Tory leadership hopeful Liz Truss has said she will ‘need to sort out’ the issues with doctor pensions if she becomes the next Prime Minister.
In a leadership debate held last night by Sky News, Ms Truss reassured the audience she would tackle the problems with pensions to stop doctors going into early retirement.
Responding to a question from a hospital consultant about how Ms Truss would solve the understaffing in the NHS, she said: ‘There are also a number of other issues we need to look at, like doctors’ pensions.
‘I’ve met a lot of doctors who’ve gone into retirement because of the specific issues around their pensions – I need to sort that out.’
The pensions taxation rules, in particular around annual and lifetime allowances, push GPs to reduce their hours or retire early to avoid large tax bills.
The lifetime allowance is the maximum amount you can put into a pension pot without triggering an extra tax charge. If a pension pot exceeds the allowance, it is then taxed heavily when you retire.
Ms Truss also said she would encourage GPs who came out of retirement to help during the pandemic to stay as she said we need ‘all hands on deck’.
She said: ‘There are many doctors who very kindly came out of retirement to help during Covid, help with the vaccination programme, help with the real issues we face in our hospitals and what I’d like to do is see what we can do to encourage those people to come back into the profession and really help, because we do face serious issues.’
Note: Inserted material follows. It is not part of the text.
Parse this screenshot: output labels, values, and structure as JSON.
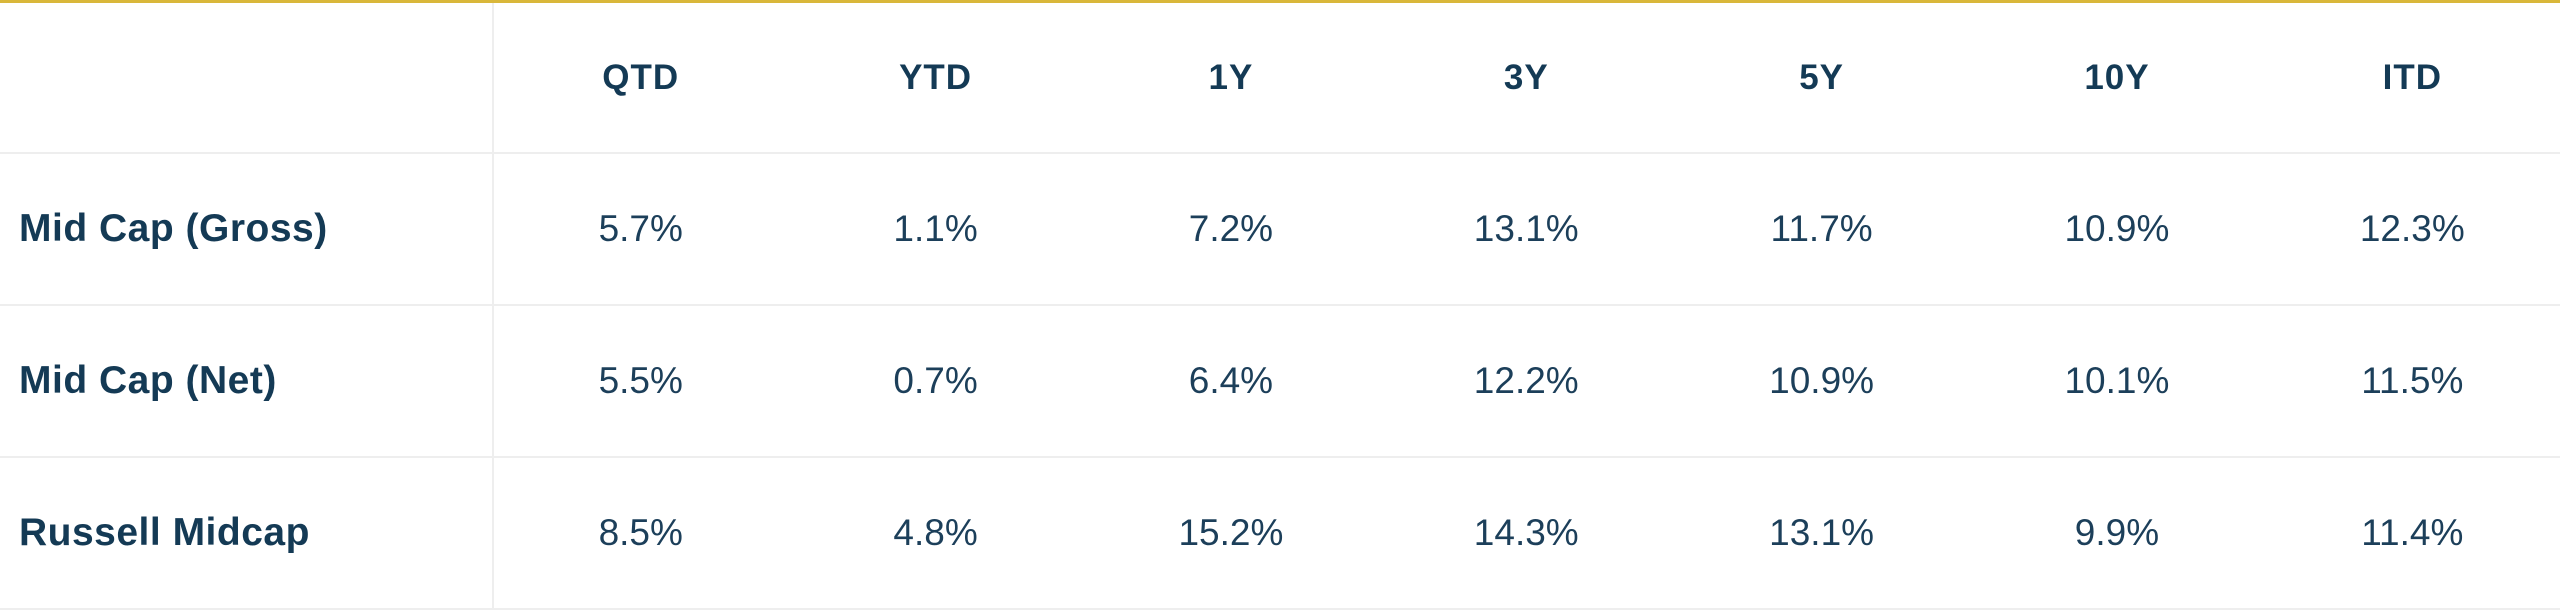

The potential next Prime Minister expressed a desire to have ‘more decisions made by people on the frontline’.
She said: ‘I really believe that it’s by trusting people on the front line, trusting the professionals more and making the organisation a really great place to work, that we will actually solve these problems together.’
Ms Truss told Sky News presenter Kay Burley: ‘I’d also support our doctors and nurses more by removing some of the central diktats and also having fewer layers of management.
‘What we need is more empowerment, more of the decisions to be made by people on the frontline.’
She added: ‘What I have heard is that there’s been a loss of targets set centrally by the Department of Health and NHS England, and I want things to be decided more locally. So there’s less distance between the people making the decisions and the people actually on the frontline helping the patients.’
Responding to the hospital consultant who asked about the recruitment crisis, Ms Truss said: ‘We also need to listen to people like you who are actually involved in the health service and listen to your advice, because what I’ve heard is lots of areas where we could use our facilities better.
‘I think we can empower people to do things differently and really treat this as a major national programme to deal with the aftermath of Covid.’
She added: ‘We were very successful at dealing with Covid, getting the vaccine, rolling out the vaccine but now we have a major issue with the National Health Service and we need all of the best brains working on it.’
Last month, the House of Commons Health and Social Care Committee said it is a ‘national scandal’ that GPs are having to work less or leave their jobs altogether due to NHS pension rules.
And yesterday, chair of the committee and former health secretary Jeremy Hunt set out a six-point list of emergency actions to avoid a looming winter crisis, including an ‘immediate exemption’ for doctors from public sector pension rules.